Arah penelitian positivistik memainkan peran penting dalam sejarah psikologi. Berharap untuk mengetahui apa esensi positivisme, ada baiknya untuk menjawab bahwa sebagai hasilnya, "kesadaran diri" telah meningkat tajam. Atas dasar ilmu alam, psikologi berdiri di jalannya sendiri, mengandalkan pemikiran empiris. Dari embel-embel filsafat, ia berubah menjadi ilmu independen dengan disiplin ilmu alam, metode, dan sikapnya sendiri.
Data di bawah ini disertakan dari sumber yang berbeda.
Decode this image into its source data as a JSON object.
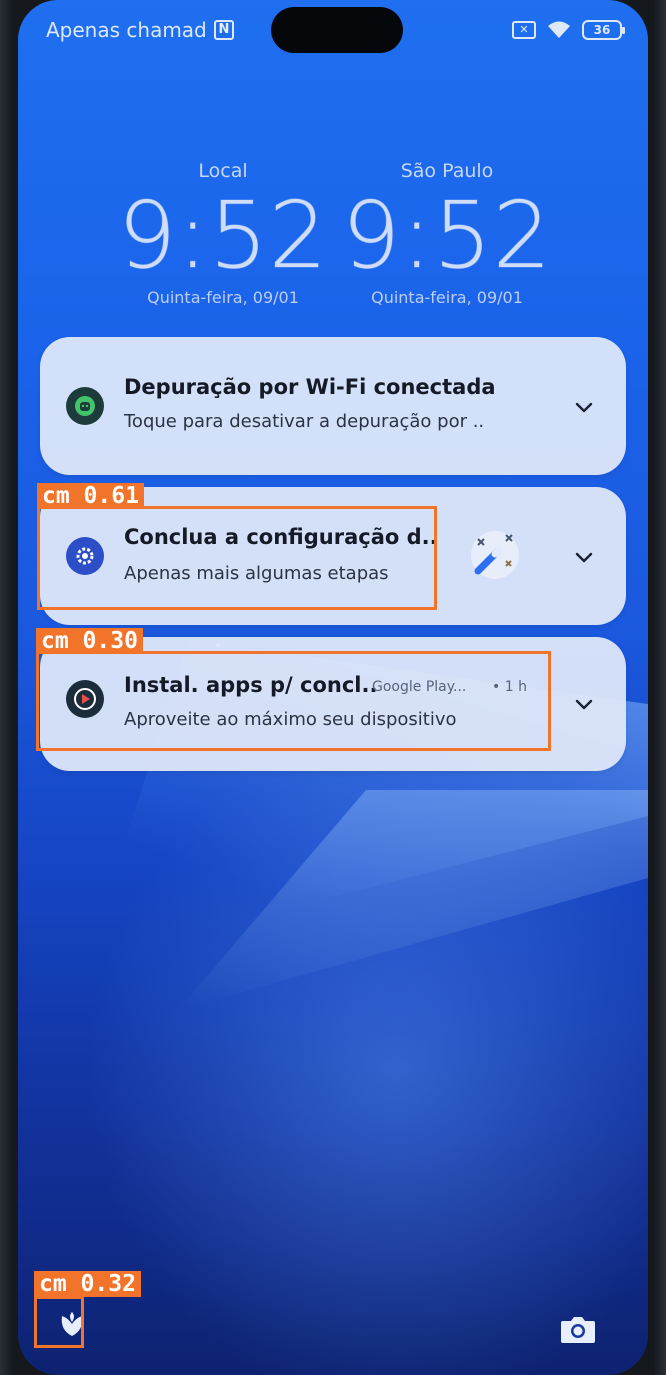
{
  "status_bar": {
    "carrier": "Apenas chamad",
    "battery": "36"
  },
  "clocks": [
    {
      "city": "Local",
      "time": "9:52",
      "date": "Quinta-feira, 09/01"
    },
    {
      "city": "São Paulo",
      "time": "9:52",
      "date": "Quinta-feira, 09/01"
    }
  ],
  "notifications": [
    {
      "title": "Depuração por Wi-Fi conectada",
      "text": "Toque para desativar a depuração por ..",
      "icon": "android-debug-icon"
    },
    {
      "title": "Conclua a configuração d..",
      "text": "Apenas mais algumas etapas",
      "icon": "settings-gear-icon"
    },
    {
      "title": "Instal. apps p/ concl..",
      "source": "Google Play...",
      "time": "• 1 h",
      "text": "Aproveite ao máximo seu dispositivo",
      "icon": "google-play-icon"
    }
  ],
  "detections": [
    {
      "label": "cm 0.61"
    },
    {
      "label": "cm 0.30"
    },
    {
      "label": "cm 0.32"
    }
  ],
  "colors": {
    "detection": "#f2742a",
    "card": "#e2eafa",
    "wallpaper": "#1b59df"
  }
}
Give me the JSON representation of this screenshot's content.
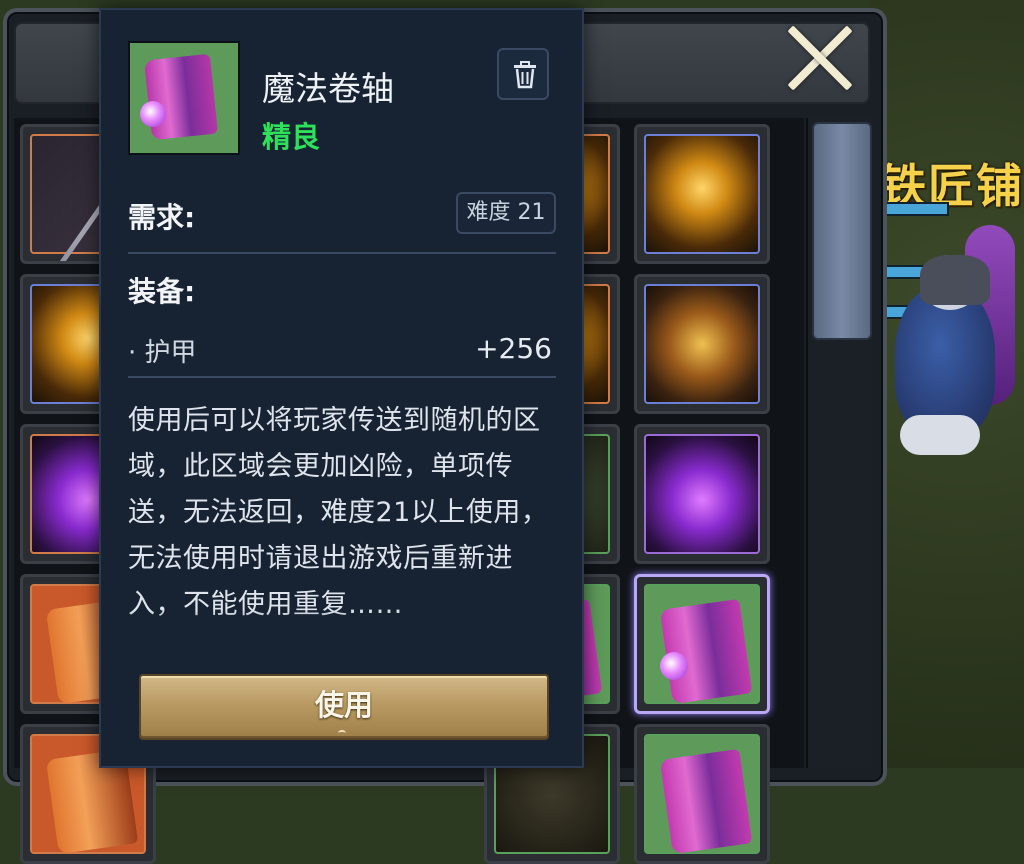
{
  "world": {
    "shop_sign": "铁匠铺"
  },
  "inventory": {
    "close_icon": "close-x-icon"
  },
  "tooltip": {
    "item_name": "魔法卷轴",
    "quality": "精良",
    "quality_color": "#2ee05a",
    "requirement_label": "需求:",
    "requirement_badge": "难度 21",
    "equip_label": "装备:",
    "stat_name": "· 护甲",
    "stat_value": "+256",
    "description": "使用后可以将玩家传送到随机的区域，此区域会更加凶险，单项传送，无法返回，难度21以上使用，无法使用时请退出游戏后重新进入，不能使用重复……",
    "use_button_label": "使用",
    "trash_icon": "trash-icon"
  }
}
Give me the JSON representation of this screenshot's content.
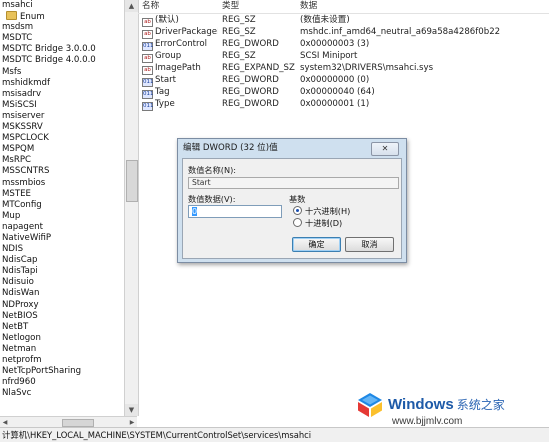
{
  "tree": {
    "items": [
      "msahci",
      "Enum",
      "msdsm",
      "MSDTC",
      "MSDTC Bridge 3.0.0.0",
      "MSDTC Bridge 4.0.0.0",
      "Msfs",
      "mshidkmdf",
      "msisadrv",
      "MSiSCSI",
      "msiserver",
      "MSKSSRV",
      "MSPCLOCK",
      "MSPQM",
      "MsRPC",
      "MSSCNTRS",
      "mssmbios",
      "MSTEE",
      "MTConfig",
      "Mup",
      "napagent",
      "NativeWifiP",
      "NDIS",
      "NdisCap",
      "NdisTapi",
      "Ndisuio",
      "NdisWan",
      "NDProxy",
      "NetBIOS",
      "NetBT",
      "Netlogon",
      "Netman",
      "netprofm",
      "NetTcpPortSharing",
      "nfrd960",
      "NlaSvc"
    ]
  },
  "list": {
    "headers": {
      "name": "名称",
      "type": "类型",
      "data": "数据"
    },
    "rows": [
      {
        "icon": "string-value-icon",
        "name": "(默认)",
        "type": "REG_SZ",
        "data": "(数值未设置)"
      },
      {
        "icon": "string-value-icon",
        "name": "DriverPackageId",
        "type": "REG_SZ",
        "data": "mshdc.inf_amd64_neutral_a69a58a4286f0b22"
      },
      {
        "icon": "dword-value-icon",
        "name": "ErrorControl",
        "type": "REG_DWORD",
        "data": "0x00000003 (3)"
      },
      {
        "icon": "string-value-icon",
        "name": "Group",
        "type": "REG_SZ",
        "data": "SCSI Miniport"
      },
      {
        "icon": "string-value-icon",
        "name": "ImagePath",
        "type": "REG_EXPAND_SZ",
        "data": "system32\\DRIVERS\\msahci.sys"
      },
      {
        "icon": "dword-value-icon",
        "name": "Start",
        "type": "REG_DWORD",
        "data": "0x00000000 (0)"
      },
      {
        "icon": "dword-value-icon",
        "name": "Tag",
        "type": "REG_DWORD",
        "data": "0x00000040 (64)"
      },
      {
        "icon": "dword-value-icon",
        "name": "Type",
        "type": "REG_DWORD",
        "data": "0x00000001 (1)"
      }
    ]
  },
  "dialog": {
    "title": "编辑 DWORD (32 位)值",
    "close_label": "✕",
    "value_name_label": "数值名称(N):",
    "value_name": "Start",
    "value_data_label": "数值数据(V):",
    "value_data": "0",
    "base_label": "基数",
    "radio_hex": "十六进制(H)",
    "radio_dec": "十进制(D)",
    "selected_base": "hex",
    "ok_label": "确定",
    "cancel_label": "取消"
  },
  "status_bar": {
    "path": "计算机\\HKEY_LOCAL_MACHINE\\SYSTEM\\CurrentControlSet\\services\\msahci"
  },
  "watermark": {
    "brand": "Windows",
    "suffix": "系统之家",
    "url": "www.bjjmlv.com"
  }
}
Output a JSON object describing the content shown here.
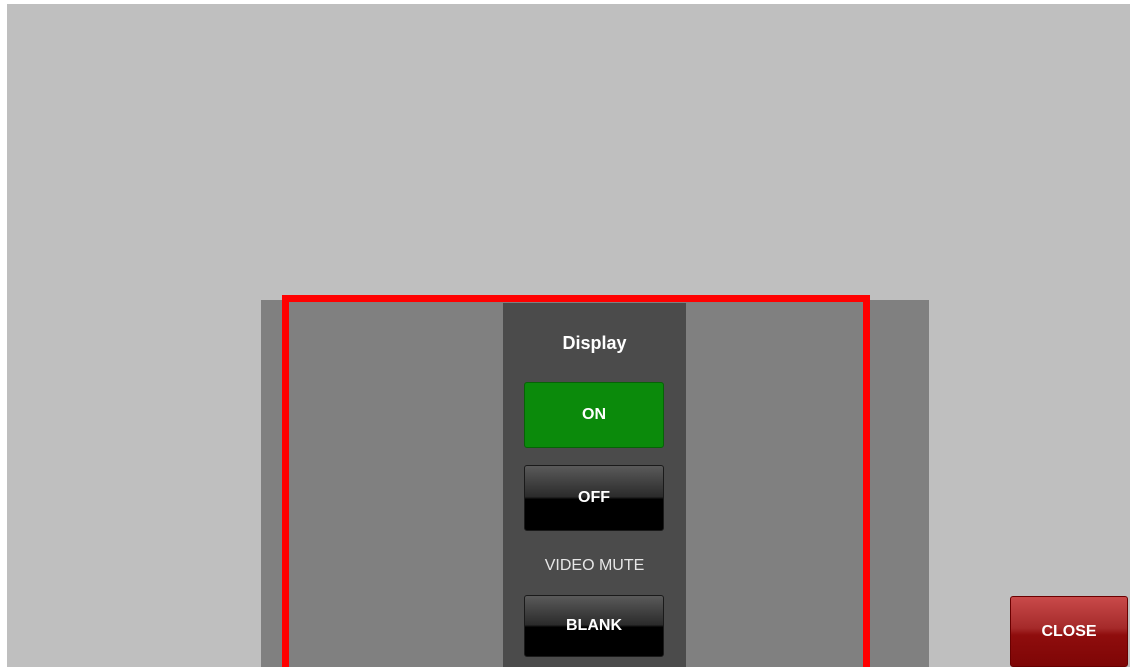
{
  "panel": {
    "title": "Display",
    "on_label": "ON",
    "off_label": "OFF",
    "video_mute_label": "VIDEO MUTE",
    "blank_label": "BLANK"
  },
  "footer": {
    "close_label": "CLOSE"
  },
  "colors": {
    "background": "#bfbfbf",
    "panel_outer": "#808080",
    "panel_column": "#4b4b4b",
    "on_active": "#0b8a0b",
    "highlight": "#ff0000",
    "close": "#a52a2a"
  },
  "state": {
    "display_power": "ON"
  }
}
Di wajah adalah kemajuan nyata dari pengetahuan nyata tentang fenomena kehidupan jiwa dan ketergantungan mereka pada proses fisik alami.

Positivisme - pro dan kontra

Kebutuhan akan munculnya pengajaran filosofis semacam itu, yang menggabungkan metode logis dan empiris menjadi satu skema ilmiah, sudah ada, dan manfaatnya yang tidak diragukan termasuk:

  1. Kemandirian relatif dan kemandirian sains yang matang dari filsafat.
  2. Positivisme modern memberikan orientasi filsafat apa pun pada sains nyata.
  3. Perbedaan antara filsafat klasik dan fakta ilmiah konkret.

Dari minus dapat diidentifikasi:

  1. Kurangnya bukti fakta bahwa filsafat klasik sebagai faktor yang paling penting dalam pengembangan dan pengembangan budaya tidak berguna, dan sumber daya kognitifnya habis.
  2. Inti dari positivisme tidak sepenuhnya dipahami. Pendirinya berusaha mengurangi segalanya ke pengetahuan empiris, sementara fitur kualitatif pengetahuan teoritis dalam ilmu pengetahuan diremehkan dibandingkan dengan pengalaman empiris dan peran sulit penelitian ilmiah dalam dinamika dan strukturnya. Pada saat yang sama, sifat pengetahuan matematika disalahtafsirkan, nilai netralisasi sains terjadi, dan seterusnya.

Jenis-jenis positivisme

Hubungan antara konsep-konsep seperti positivisme dan postpositivism dilacak. Yang terakhir muncul sebagai reaksi kritis terhadap positivisme logis. Para pengikutnya terlibat dalam studi tentang pengembangan pengetahuan ilmiah dan alasan untuk relativitasnya. Pengikut Positivist dari Comte adalah K. Popper dan T. Kuhn. Mereka percaya bahwa kebenaran teori dan verifikabilitasnya tidak selalu saling terkait, dan makna sains tidak bertentangan dengan bahasanya. Pengikut positivist dari kecenderungan ini tidak mengesampingkan komponen filosofi metafisis dan tidak ilmiah.